Situé à seulement quelques kilomètres de la capitale bretonne de l’époque, le sanctuaire restait probablement destiné aux populations rurales. « Le territoire [de cette population] c’est une grande partie du département actuel de l’Ille-et-Vilaine » précise Bastien Simier.
Le sanctuaire a été entièrement fouillé et nettoyé. Selon l’archéologue en charge de la fouille, il n’est pas en bon état puisqu’il a été laissé à l’abandon depuis l’époque romaine. « Tous les murs, les maçonneries, les matériaux de construction » ont probablement été pillés. « On est dans une région où il n’y a pas beaucoup de pierres. […] Il ne reste que les fondations. C’est un sanctuaire qui est très arasé, mais malgré tout, on a le plan complet, on arrive à bien comprendre la structure. »
Les ruines se composent d’un espace sacré d’une soixantaine de mètres de côté, entourant deux temples. « L’espace est délimité par une galerie à la manière d’un cloître dans une abbaye, avec deux temples au milieu. L’un fait 15 mètres de côté, l’autre une douzaine. Rien que la taille de cet ensemble nous fait dire qu’on est sur un monument important, à caractère public. Cette surface était uniquement dédiée au culte » décrit le spécialiste.

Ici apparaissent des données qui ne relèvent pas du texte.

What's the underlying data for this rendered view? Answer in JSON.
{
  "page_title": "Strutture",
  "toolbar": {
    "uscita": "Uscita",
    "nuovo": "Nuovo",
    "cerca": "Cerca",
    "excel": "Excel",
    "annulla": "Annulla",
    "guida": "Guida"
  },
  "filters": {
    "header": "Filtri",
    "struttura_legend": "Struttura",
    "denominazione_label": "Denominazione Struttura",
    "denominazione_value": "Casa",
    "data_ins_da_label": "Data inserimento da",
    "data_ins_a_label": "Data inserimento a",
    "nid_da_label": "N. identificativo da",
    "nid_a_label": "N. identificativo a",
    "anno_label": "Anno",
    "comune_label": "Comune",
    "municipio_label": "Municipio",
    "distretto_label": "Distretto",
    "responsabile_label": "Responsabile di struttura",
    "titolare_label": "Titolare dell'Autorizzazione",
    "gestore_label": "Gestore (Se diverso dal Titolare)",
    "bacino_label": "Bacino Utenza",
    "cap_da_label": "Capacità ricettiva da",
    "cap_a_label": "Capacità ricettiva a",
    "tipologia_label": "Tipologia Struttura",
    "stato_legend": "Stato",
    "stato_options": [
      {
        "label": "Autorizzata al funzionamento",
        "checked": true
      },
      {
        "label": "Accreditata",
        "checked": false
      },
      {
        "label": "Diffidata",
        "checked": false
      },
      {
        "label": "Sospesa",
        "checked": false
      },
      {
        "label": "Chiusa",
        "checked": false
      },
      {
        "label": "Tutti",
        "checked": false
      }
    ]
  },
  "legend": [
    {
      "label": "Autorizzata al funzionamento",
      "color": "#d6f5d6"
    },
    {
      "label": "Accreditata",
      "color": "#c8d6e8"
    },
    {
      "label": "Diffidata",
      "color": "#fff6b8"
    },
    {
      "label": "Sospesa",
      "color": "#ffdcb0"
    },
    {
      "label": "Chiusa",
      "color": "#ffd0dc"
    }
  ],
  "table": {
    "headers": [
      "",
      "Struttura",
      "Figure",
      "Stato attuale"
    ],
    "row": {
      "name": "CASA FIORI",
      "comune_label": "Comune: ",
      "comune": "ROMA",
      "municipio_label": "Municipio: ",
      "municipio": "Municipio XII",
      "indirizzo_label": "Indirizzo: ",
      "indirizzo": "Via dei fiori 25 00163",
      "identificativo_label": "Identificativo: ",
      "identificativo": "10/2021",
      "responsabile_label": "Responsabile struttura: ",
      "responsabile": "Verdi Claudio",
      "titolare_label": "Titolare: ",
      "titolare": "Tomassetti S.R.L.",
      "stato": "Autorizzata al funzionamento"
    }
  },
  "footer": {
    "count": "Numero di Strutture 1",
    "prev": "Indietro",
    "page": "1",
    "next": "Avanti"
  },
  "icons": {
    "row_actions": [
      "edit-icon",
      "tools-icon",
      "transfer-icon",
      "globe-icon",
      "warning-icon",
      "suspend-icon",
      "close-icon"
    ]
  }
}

Les deux temples sont bâtis sur un même plan, ces constructions sont connues sous l’appellation de « fanum ». Dans un communiqué de presse, l’Inrap précise qu’à l’intérieur de ce qui est appelé à l’époque « la cella », zone du temple qui abritait la statue représentant une divinité, « une galerie était dédiée aux dévotions et aux déambulations des fidèles. »

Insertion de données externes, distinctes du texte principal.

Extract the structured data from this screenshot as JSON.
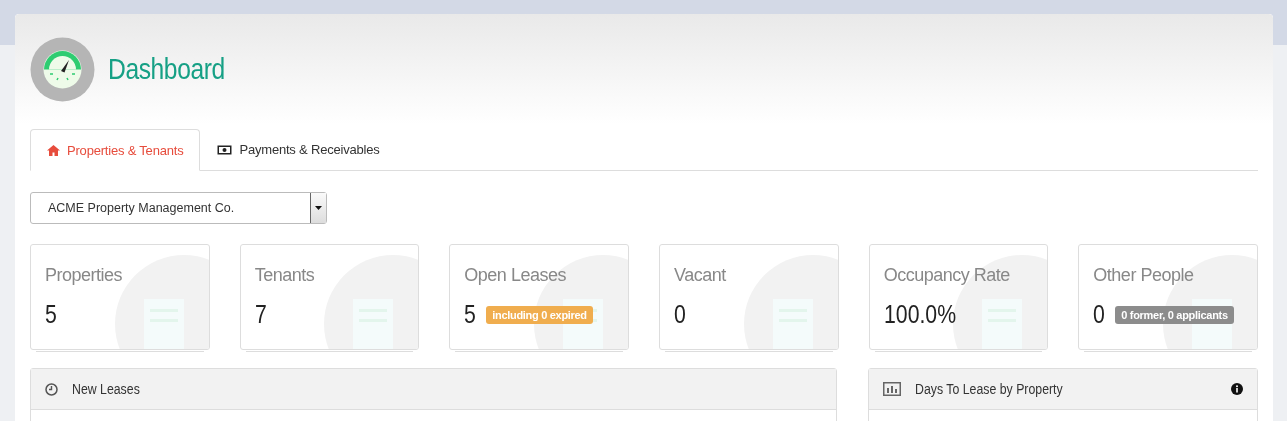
{
  "page": {
    "title": "Dashboard"
  },
  "tabs": [
    {
      "label": "Properties & Tenants",
      "selected": true
    },
    {
      "label": "Payments & Receivables",
      "selected": false
    }
  ],
  "company_select": {
    "value": "ACME Property Management Co."
  },
  "stats": [
    {
      "label": "Properties",
      "value": "5"
    },
    {
      "label": "Tenants",
      "value": "7"
    },
    {
      "label": "Open Leases",
      "value": "5",
      "badge": {
        "text": "including 0 expired",
        "color": "#f0ad4e"
      }
    },
    {
      "label": "Vacant",
      "value": "0"
    },
    {
      "label": "Occupancy Rate",
      "value": "100.0%"
    },
    {
      "label": "Other People",
      "value": "0",
      "badge": {
        "text": "0 former, 0 applicants",
        "color": "#8c8c8c"
      }
    }
  ],
  "panels": [
    {
      "title": "New Leases",
      "info": false
    },
    {
      "title": "Days To Lease by Property",
      "info": true
    }
  ]
}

Reconstitution potentielle du lieu.
Ce lieu devait probablement accueillir les foules pour diverses cérémonies communautaires, selon l’interprétation des experts sur place. Bastien Simier précise par ailleurs que très peu de témoignages écrits permettent de comprendre cette période, d’où l’intérêt pour cette découverte. D’après ce qui peut être analysé des vestiges retrouvés, au moins l’un des deux temples semble avoir été bâti en l’honneur du dieu Mars. « La fouille de la Chapelle-des-Fougeretz a livré une petite figurine en bronze du dieu Mars. […] En Gaule romaine, cette divinité est une figure protectrice et bienveillante, éloignée de l’image belliqueuse du dieu de la guerre. »

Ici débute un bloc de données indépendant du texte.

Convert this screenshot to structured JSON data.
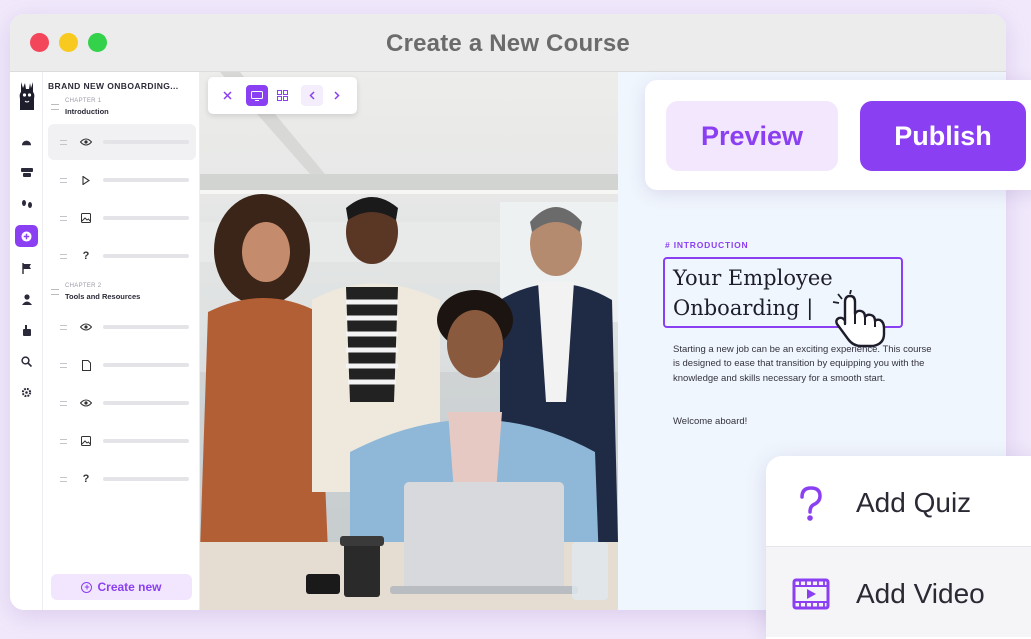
{
  "window": {
    "title": "Create a New Course"
  },
  "colors": {
    "accent": "#8b3ff2",
    "accent_soft": "#f3e7fd",
    "editor_bg": "#f0f6fd"
  },
  "rail": {
    "icons": [
      "logo-llama-icon",
      "dashboard-icon",
      "layers-icon",
      "footprints-icon",
      "add-icon",
      "flag-icon",
      "user-icon",
      "plugin-icon",
      "search-icon",
      "gear-icon"
    ],
    "active": "add-icon"
  },
  "outline": {
    "course_name": "BRAND NEW ONBOARDING...",
    "chapters": [
      {
        "num": "CHAPTER 1",
        "title": "Introduction",
        "lessons": [
          "eye-icon",
          "play-icon",
          "image-icon",
          "quiz-icon"
        ]
      },
      {
        "num": "CHAPTER 2",
        "title": "Tools and Resources",
        "lessons": [
          "eye-icon",
          "document-icon",
          "eye-icon",
          "image-icon",
          "quiz-icon"
        ]
      }
    ],
    "create_new": "Create new"
  },
  "toolbar": {
    "buttons": [
      "close-icon",
      "desktop-icon",
      "grid-icon",
      "chevron-left-icon",
      "chevron-right-icon"
    ],
    "active": "desktop-icon"
  },
  "actions": {
    "preview": "Preview",
    "publish": "Publish"
  },
  "editor": {
    "section_label": "# INTRODUCTION",
    "headline_line1": "Your Employee",
    "headline_line2": "Onboarding |",
    "body": "Starting a new job can be an exciting experience. This course is designed to ease that transition by equipping you with the knowledge and skills necessary for a smooth start.",
    "welcome": "Welcome aboard!"
  },
  "add_menu": {
    "quiz": "Add Quiz",
    "video": "Add Video"
  }
}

Cette fouille de grande ampleur permet de reconstituer les lieux comme ils ont pu être à l’époque gallo-romaine. « On va étudier tout l’environnement. Autour du sanctuaire, on a un habitat, des restes d’une petite bourgade assez restreinte pour le moment, mais aussi des puits, des bains, des thermes, ce qui est classique dans ce type de sanctuaires. Il pourrait aussi y avoir potentiellement un théâtre » s’enthousiasme l’archéologue.
« Ce qui nous intéresse, c’est de savoir s’il existe des choses plus anciennes. Le temple a peut-être été construit sur un ancien temple gaulois ou un espace sacré encore plus ancien. On a des vestiges qui remontent à - 500 avant J.-C., qui est le premier Âge du fer. On a notamment [retrouvé] des urnes funéraires de cette période. »
Jour après jour, les archéologues creusent, nettoient et analysent pour se rapprocher un peu plus de la véritable histoire du lieu. « On pense qu’il y a un espace sacré qui perdure depuis longtemps. Il faut que l’on fouille tout cela pour pouvoir répondre à nos questions. »
Les experts de l’Inrap devront garder un rythme de travail soutenu afin d’explorer toute la zone, puisque la fouille préventive touchera à sa fin au mois d’octobre. Après cette date, le goudron et les habitations du lotissement viendront recouvrir les vestiges du passé.